Monday, 29 October 2007

Nih ada artikel bagus dari MediaIndonesia online.

--------------------------------------------------------------------------------------------

Generasi Instan

TEPAT hari ini, 79 tahun yang lalu, para pemuda dari berbagai pelosok Nusantara melepas primordial kesukuan. Mereka menyatukan rasa dan hasrat untuk satu bangsa, satu bahasa, dan satu Tanah Air.

Kesamaan riwayat dan kesamaan kehendak telah menyatukan anak muda dalam ikrar Sumpah Pemuda pada 28 Oktober 1928. Ikrar itu pun menjadi mantra mujarab yang mampu mengantarkan bangsa ini meraih kemerdekaan.

Tragisnya, ikrar Sumpah Pemuda itu kini sudah sayup-sayup terdengar dihempas gelombang selera generasi baru yang gemar hura-hura. Generasi baru yang mulai mengidap penyakit amnesia sejarah, penyakit lupa riwayat.

Sungguh ironis memang. Zaman yang mengagungkan modernitas ini justru dihuni generasi kerdil. Bukan hanya kerdil dalam mewarisi nilai sejarah, tapi licik berpikir malah hampa kehendak. Generasi sekarang justru tidak mampu memahat karya agung yang bisa dikenang sepanjang perjalanan detak jarum detik.

Kaum muda sekarang cenderung disandera kemewahan sehingga mereka menghalalkan segala cara untuk mencapai tujuan. Inilah generasi instan.

Generasi yang membunuh proses demi menggapai hasil. Media massa terutama audio visual turut berperan membidani kelahiran generasi instan itu.

Akibatnya, ketika hasil tidak bisa diraih sekejap, tidak sedikit anak muda yang terjebak narkoba yang angkanya setiap tahun cenderung meningkat. Mereka juga terjerembap dalam kubangan kriminalitas, hidup hura-hura, dan lebih senang mencontek daripada belajar. Jangan kaget, nasionalisme mulai memudar di sanubari generasi penerus bangsa ini.

Generasi instan itu tentu saja terutama dilahirkan para pemimpin bangsa yang gemar korupsi untuk menumpuk harta dan hidup berfoya-foya di atas penderitaan rakyat. Kaum muda pun telah kehilangan sosok anutan lantaran kelakuan pemimpin jauh dari ucapan. Pemimpin tidak lagi satu kata dengan perbuatan.

Benar kata Kahlil Gibran bahwa orang yang mendatangkan bencana untuk bangsanya adalah orang yang tidak menebar benih, tidak menyusun bata, tidak menenun kain, tapi menjadikan politik sebagai mata pencarian.

Politik sebagai mata pencarian justru dipertontonkan secara kasatmata oleh politikus yang menyandang predikat sebagai wakil rakyat. Para politikus itu sengaja memutuskan urat malu sehingga tak segan berperan sebagai calo anggaran. Gairah pelesir ke luar negeri dikemas dalam kegiatan studi banding yang dibiayai anggaran negara.
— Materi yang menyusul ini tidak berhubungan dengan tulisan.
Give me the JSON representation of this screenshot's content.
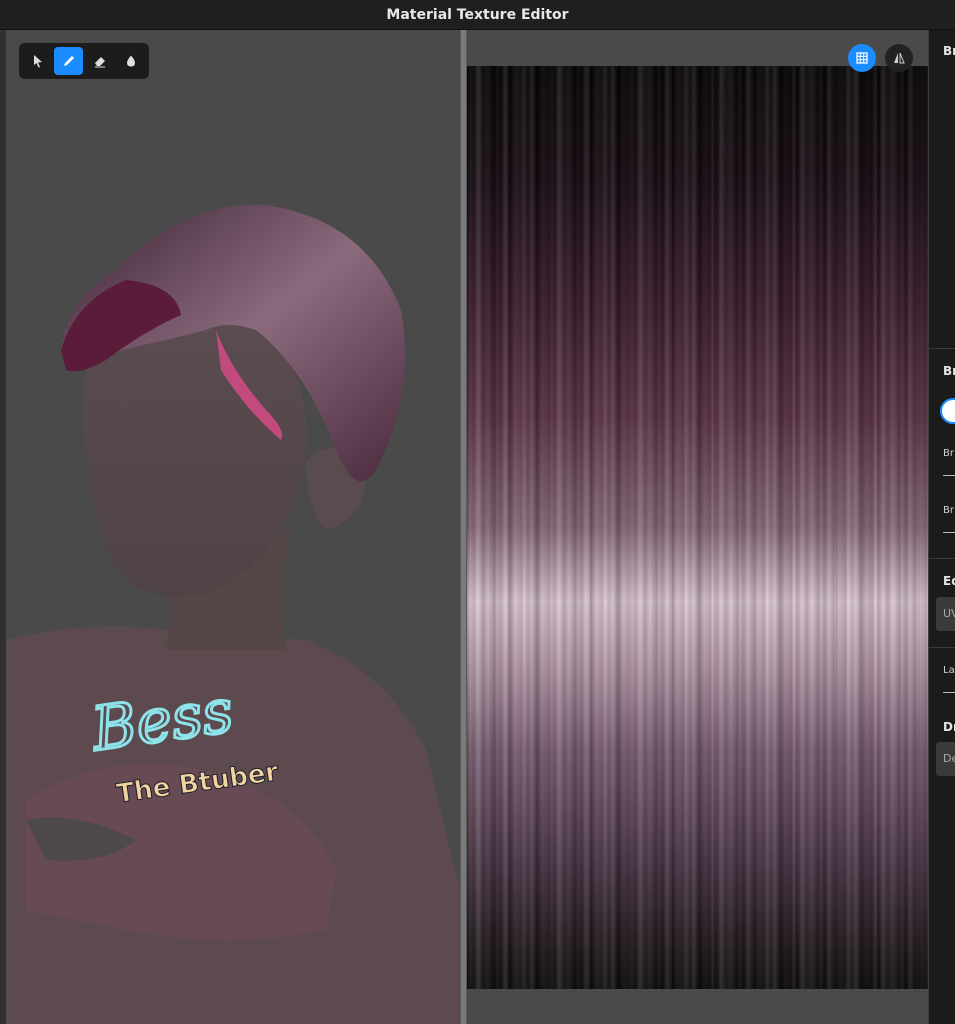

Jadi, jangan heran, sudah menjadi sebuah fenomena, kaum muda kini berlomba-lomba masuk pentas politik. Tujuan mereka tentu saja bukan berlomba-lomba mengabdikan kekuasaan untuk kepentingan rakyat. Mereka justru ingin menggenggam kekuasaan sebagai jalan pintas mengisi pundi-pundi pribadi.
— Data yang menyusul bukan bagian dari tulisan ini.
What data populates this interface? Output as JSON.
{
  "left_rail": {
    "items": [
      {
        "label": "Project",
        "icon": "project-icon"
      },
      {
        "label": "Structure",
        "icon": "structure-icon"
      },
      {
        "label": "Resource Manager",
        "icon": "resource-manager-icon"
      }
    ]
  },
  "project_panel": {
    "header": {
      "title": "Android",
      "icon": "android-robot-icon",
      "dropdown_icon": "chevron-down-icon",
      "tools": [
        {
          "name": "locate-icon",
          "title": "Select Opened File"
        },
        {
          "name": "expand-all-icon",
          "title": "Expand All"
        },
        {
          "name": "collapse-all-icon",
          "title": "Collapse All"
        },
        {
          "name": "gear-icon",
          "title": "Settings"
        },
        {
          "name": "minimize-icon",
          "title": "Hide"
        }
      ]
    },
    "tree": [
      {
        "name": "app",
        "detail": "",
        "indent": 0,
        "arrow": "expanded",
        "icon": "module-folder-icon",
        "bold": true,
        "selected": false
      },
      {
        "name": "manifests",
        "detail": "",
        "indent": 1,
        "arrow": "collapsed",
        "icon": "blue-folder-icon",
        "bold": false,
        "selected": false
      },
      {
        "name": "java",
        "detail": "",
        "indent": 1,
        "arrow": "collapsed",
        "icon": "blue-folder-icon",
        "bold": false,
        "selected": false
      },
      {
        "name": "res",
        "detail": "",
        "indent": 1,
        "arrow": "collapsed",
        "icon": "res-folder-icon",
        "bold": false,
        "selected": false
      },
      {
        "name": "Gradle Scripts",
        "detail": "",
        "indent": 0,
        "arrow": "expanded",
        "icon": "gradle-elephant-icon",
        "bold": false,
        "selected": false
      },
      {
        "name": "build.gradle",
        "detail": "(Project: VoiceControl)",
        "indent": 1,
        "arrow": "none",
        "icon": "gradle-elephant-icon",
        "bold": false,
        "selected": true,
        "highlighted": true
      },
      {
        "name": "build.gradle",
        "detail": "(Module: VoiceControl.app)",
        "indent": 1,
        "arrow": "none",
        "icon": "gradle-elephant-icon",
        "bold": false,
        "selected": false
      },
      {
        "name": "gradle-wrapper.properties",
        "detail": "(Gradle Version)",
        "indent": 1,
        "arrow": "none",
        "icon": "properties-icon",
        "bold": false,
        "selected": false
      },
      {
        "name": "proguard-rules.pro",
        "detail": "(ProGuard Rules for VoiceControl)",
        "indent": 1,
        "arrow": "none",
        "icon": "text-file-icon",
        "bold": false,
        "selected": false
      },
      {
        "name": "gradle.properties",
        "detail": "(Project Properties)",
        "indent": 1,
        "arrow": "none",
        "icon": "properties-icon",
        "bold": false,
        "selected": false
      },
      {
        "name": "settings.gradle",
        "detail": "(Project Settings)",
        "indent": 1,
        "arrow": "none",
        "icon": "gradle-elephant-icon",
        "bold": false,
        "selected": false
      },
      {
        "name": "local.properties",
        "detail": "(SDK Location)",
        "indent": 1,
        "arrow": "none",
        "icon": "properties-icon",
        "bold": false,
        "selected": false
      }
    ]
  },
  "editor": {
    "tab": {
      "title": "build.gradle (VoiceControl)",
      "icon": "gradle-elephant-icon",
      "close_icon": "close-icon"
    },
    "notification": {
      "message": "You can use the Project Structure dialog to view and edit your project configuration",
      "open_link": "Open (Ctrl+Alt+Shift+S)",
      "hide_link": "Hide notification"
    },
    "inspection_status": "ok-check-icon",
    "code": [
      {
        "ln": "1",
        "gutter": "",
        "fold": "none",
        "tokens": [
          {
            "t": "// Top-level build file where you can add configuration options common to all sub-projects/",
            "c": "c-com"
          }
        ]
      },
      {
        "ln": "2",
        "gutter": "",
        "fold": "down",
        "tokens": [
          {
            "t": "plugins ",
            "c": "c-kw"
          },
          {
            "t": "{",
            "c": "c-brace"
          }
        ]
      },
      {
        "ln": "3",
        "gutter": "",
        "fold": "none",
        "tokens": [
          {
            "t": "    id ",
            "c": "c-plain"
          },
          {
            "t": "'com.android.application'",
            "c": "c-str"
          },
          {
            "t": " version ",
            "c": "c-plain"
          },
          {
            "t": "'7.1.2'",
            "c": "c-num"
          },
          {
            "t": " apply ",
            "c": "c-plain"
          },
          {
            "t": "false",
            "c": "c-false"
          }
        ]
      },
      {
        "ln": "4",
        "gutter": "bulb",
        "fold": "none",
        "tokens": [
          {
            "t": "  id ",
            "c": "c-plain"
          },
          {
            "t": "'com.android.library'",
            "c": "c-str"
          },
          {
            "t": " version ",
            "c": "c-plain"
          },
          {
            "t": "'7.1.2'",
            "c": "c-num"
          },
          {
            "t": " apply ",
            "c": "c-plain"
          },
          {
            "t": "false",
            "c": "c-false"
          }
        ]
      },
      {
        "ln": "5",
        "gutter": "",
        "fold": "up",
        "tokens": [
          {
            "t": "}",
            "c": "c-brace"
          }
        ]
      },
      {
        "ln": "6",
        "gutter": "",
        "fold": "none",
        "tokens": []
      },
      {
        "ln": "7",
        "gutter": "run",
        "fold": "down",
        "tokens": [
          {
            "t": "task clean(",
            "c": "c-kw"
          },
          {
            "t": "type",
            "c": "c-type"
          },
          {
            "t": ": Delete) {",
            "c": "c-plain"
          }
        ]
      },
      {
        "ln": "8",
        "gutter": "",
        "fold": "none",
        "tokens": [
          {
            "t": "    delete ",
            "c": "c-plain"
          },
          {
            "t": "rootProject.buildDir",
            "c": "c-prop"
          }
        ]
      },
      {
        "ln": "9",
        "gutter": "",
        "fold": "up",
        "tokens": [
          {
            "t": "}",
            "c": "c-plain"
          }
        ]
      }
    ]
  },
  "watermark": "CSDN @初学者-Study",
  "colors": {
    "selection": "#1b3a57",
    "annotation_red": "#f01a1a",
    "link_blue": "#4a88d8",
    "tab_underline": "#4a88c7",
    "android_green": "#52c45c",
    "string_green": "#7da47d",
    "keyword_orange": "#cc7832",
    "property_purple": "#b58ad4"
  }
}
Karena itu, pahatan prestasi di atas kanvas perlombaan internasional seperti memenangi Olimpiade Fisika oleh sejumlah pelajar merupakan setetes air yang menghapus dahaga harapan. Masih ada harapan bagi generasi muda untuk mengukir nama bangsa dan negara di tengah kecenderungan serbainstan.
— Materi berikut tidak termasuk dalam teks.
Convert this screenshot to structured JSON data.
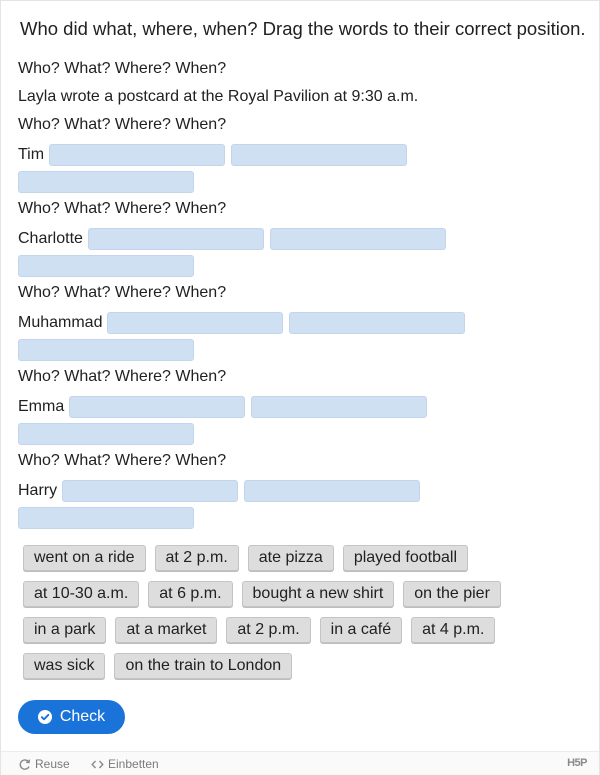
{
  "title": "Who did what, where, when? Drag the words to their correct position.",
  "header_line": "Who? What? Where? When?",
  "example": "Layla wrote a postcard at the Royal Pavilion at 9:30 a.m.",
  "sentences": [
    {
      "prompt": "Who? What? Where? When?",
      "name": "Tim"
    },
    {
      "prompt": "Who? What? Where? When?",
      "name": "Charlotte"
    },
    {
      "prompt": "Who? What? Where? When?",
      "name": "Muhammad"
    },
    {
      "prompt": "Who? What? Where? When?",
      "name": "Emma"
    },
    {
      "prompt": "Who? What? Where? When?",
      "name": "Harry"
    }
  ],
  "words": [
    [
      "went on a ride",
      "at 2 p.m.",
      "ate pizza",
      "played football"
    ],
    [
      "at 10-30 a.m.",
      "at 6 p.m.",
      "bought a new shirt",
      "on the pier"
    ],
    [
      "in a park",
      "at a market",
      "at 2 p.m.",
      "in a café",
      "at 4 p.m."
    ],
    [
      "was sick",
      "on the train to London"
    ]
  ],
  "check_label": "Check",
  "footer": {
    "reuse": "Reuse",
    "embed": "Einbetten",
    "logo": "H5P"
  },
  "colors": {
    "accent": "#1a73d9",
    "dropzone": "#cfe0f3",
    "word_bg": "#dddddd"
  }
}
Tidak ada kata terlambat. Sudah tiba waktunya bagi kawula muda mengarungi riwayat perjuangan mulia generasi terdahulu. Tafsir riwayat itu bisa menjadi modal untuk memotivasi diri dan menghapus stempel generasi instan. Kredo Sumpah Pemuda mestinya selalu menggelora dalam keseharian sanubari anak muda bangsa ini, bukan cuma sekali setahun setiap 28 Oktober.

------------------------------------------------------------------------------------------------

Apakah saya termasuk sebagai seorang generasi instan?

Those who were born in the early to late 1980s would have lived through the downfall of Soeharto, and subsequently realised that maybe Indonesia is not yet ready for Democracy. Yet some would have thought that the nation, as a whole, needs a strong ruler to keep everyone in line - even if that means diverting a huge amount of money from the nation's treasury.

Meanwhile, those who were born in the 1990s has lived through the early days of Indonesia's democracy. A steady influx of Western culture and dilution of the nation's hereditary traditions. One may ask, if Indonesia becomes wealthy again, what would this do to a generation beset by a lack of nationality? It's impossible to know, but one should just look back say, 20 years.

The country's wealth was, and still is, in the hands of a selected few. And when you invite a commoner to a conversation on why Indonesia fails its citizens, he will say "Uneven distribution of wealth". This startling response is the reason why the country is on the verge of failing.

We have to stop waiting for a miracle to happen.

As for me, I'm doing my part as a member of a generation that will hopefully change the country for better.